Pinworms don’t reliably show up in standard stool tests because the eggs are laid outside the body, around the anus. The diagnostic method is simple: first thing in the morning, before bathing or using the toilet, press a 1-inch strip of clear cellophane tape firmly against the skin around the anus for a few seconds. Transfer the tape, sticky side down, onto a glass slide, place it in a sealed plastic bag, and bring it to your doctor. The test may need to be repeated on three separate mornings to catch the eggs, since the worms don’t lay every night.

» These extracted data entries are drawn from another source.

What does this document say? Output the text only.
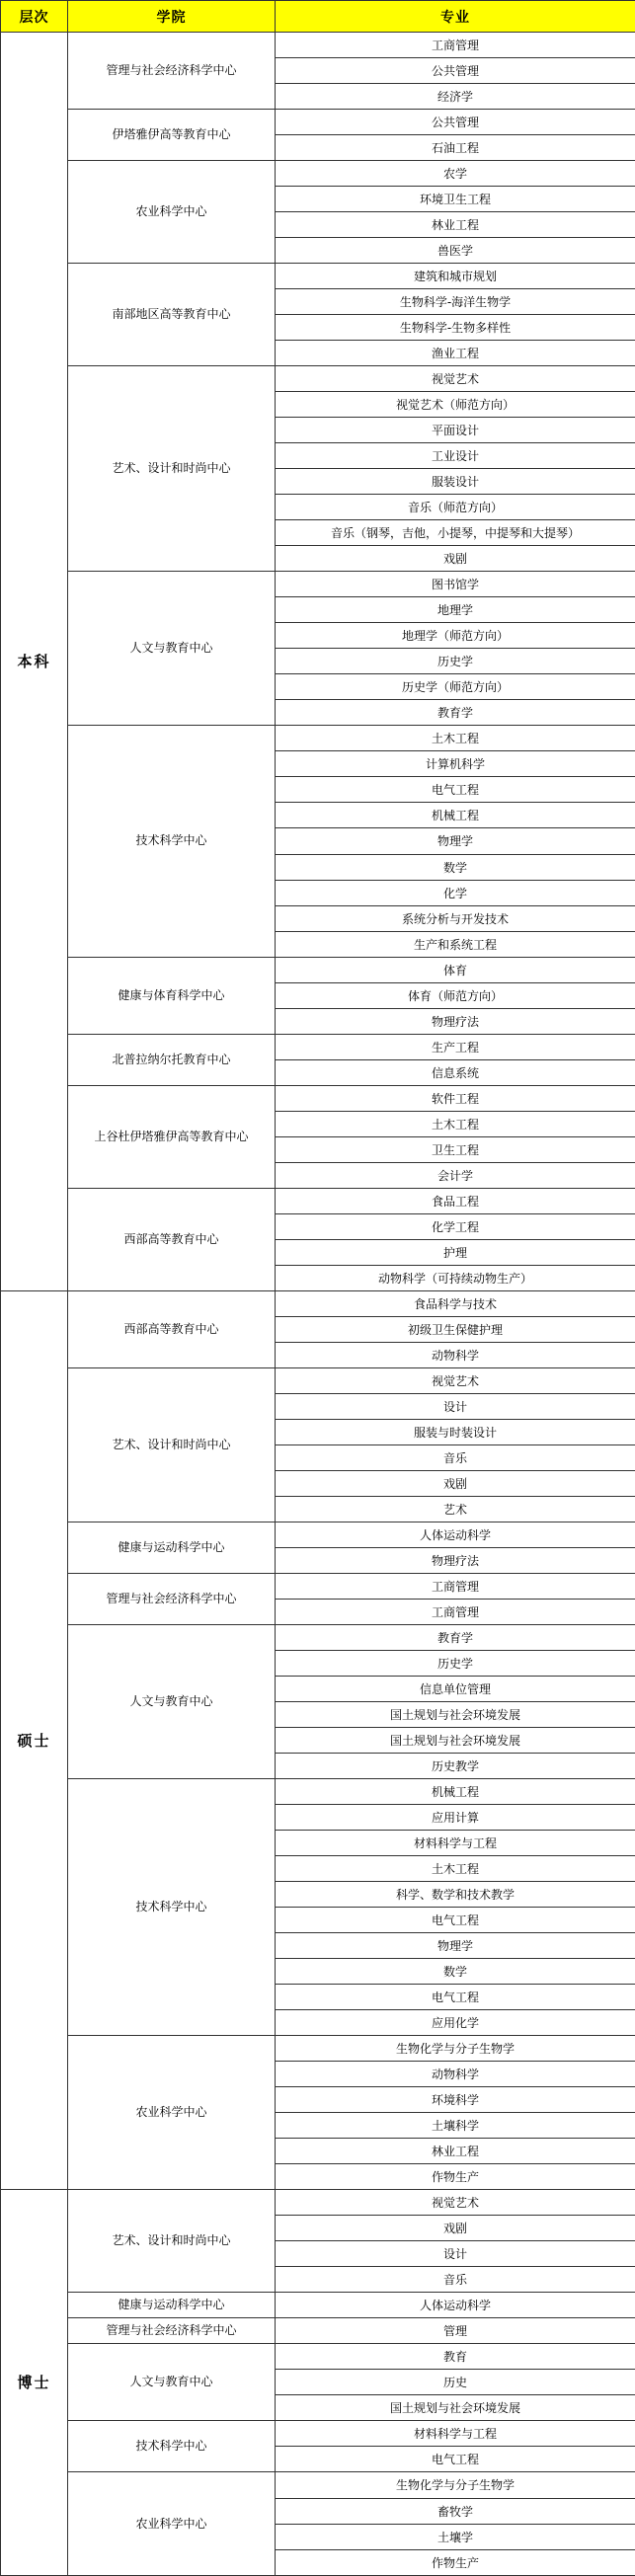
层次	学院	专业
本科	管理与社会经济科学中心	工商管理
		公共管理
		经济学
	伊塔雅伊高等教育中心	公共管理
		石油工程
	农业科学中心	农学
		环境卫生工程
		林业工程
		兽医学
	南部地区高等教育中心	建筑和城市规划
		生物科学-海洋生物学
		生物科学-生物多样性
		渔业工程
	艺术、设计和时尚中心	视觉艺术
		视觉艺术（师范方向）
		平面设计
		工业设计
		服装设计
		音乐（师范方向）
		音乐（钢琴，吉他，小提琴，中提琴和大提琴）
		戏剧
	人文与教育中心	图书馆学
		地理学
		地理学（师范方向）
		历史学
		历史学（师范方向）
		教育学
	技术科学中心	土木工程
		计算机科学
		电气工程
		机械工程
		物理学
		数学
		化学
		系统分析与开发技术
		生产和系统工程
	健康与体育科学中心	体育
		体育（师范方向）
		物理疗法
	北普拉纳尔托教育中心	生产工程
		信息系统
	上谷杜伊塔雅伊高等教育中心	软件工程
		土木工程
		卫生工程
		会计学
	西部高等教育中心	食品工程
		化学工程
		护理
		动物科学（可持续动物生产）
硕士	西部高等教育中心	食品科学与技术
		初级卫生保健护理
		动物科学
	艺术、设计和时尚中心	视觉艺术
		设计
		服装与时装设计
		音乐
		戏剧
		艺术
	健康与运动科学中心	人体运动科学
		物理疗法
	管理与社会经济科学中心	工商管理
		工商管理
	人文与教育中心	教育学
		历史学
		信息单位管理
		国土规划与社会环境发展
		国土规划与社会环境发展
		历史教学
	技术科学中心	机械工程
		应用计算
		材料科学与工程
		土木工程
		科学、数学和技术教学
		电气工程
		物理学
		数学
		电气工程
		应用化学
	农业科学中心	生物化学与分子生物学
		动物科学
		环境科学
		土壤科学
		林业工程
		作物生产
博士	艺术、设计和时尚中心	视觉艺术
		戏剧
		设计
		音乐
	健康与运动科学中心	人体运动科学
	管理与社会经济科学中心	管理
	人文与教育中心	教育
		历史
		国土规划与社会环境发展
	技术科学中心	材料科学与工程
		电气工程
	农业科学中心	生物化学与分子生物学
		畜牧学
		土壤学
		作物生产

When Symptoms Should Raise a Flag

The biggest reason parasites get missed is that their symptoms mimic irritable bowel syndrome, food intolerances, and other chronic gut issues. A few patterns should make you push for testing rather than accepting a general diagnosis:

  • Symptoms started after travel or a known water exposure and haven’t resolved in one to two weeks.
  • Diarrhea alternates with normal stools over weeks or months, rather than being constant, which fits the intermittent pattern of many parasites.
  • Unexplained weight loss accompanies digestive symptoms, suggesting something is interfering with nutrient absorption.
  • Anal itching is worst at night, a near-textbook sign of pinworms.
  • You see anything moving or unusual in your stool, including white specks, threadlike worms, or segments resembling rice grains.

Parasitic infections are treatable, often with a short course of medication. The challenge is getting to the diagnosis in the first place. If your gut symptoms are lingering and standard explanations aren’t panning out, specifically requesting a stool O&P or a PCR-based gastrointestinal panel can provide a clear answer.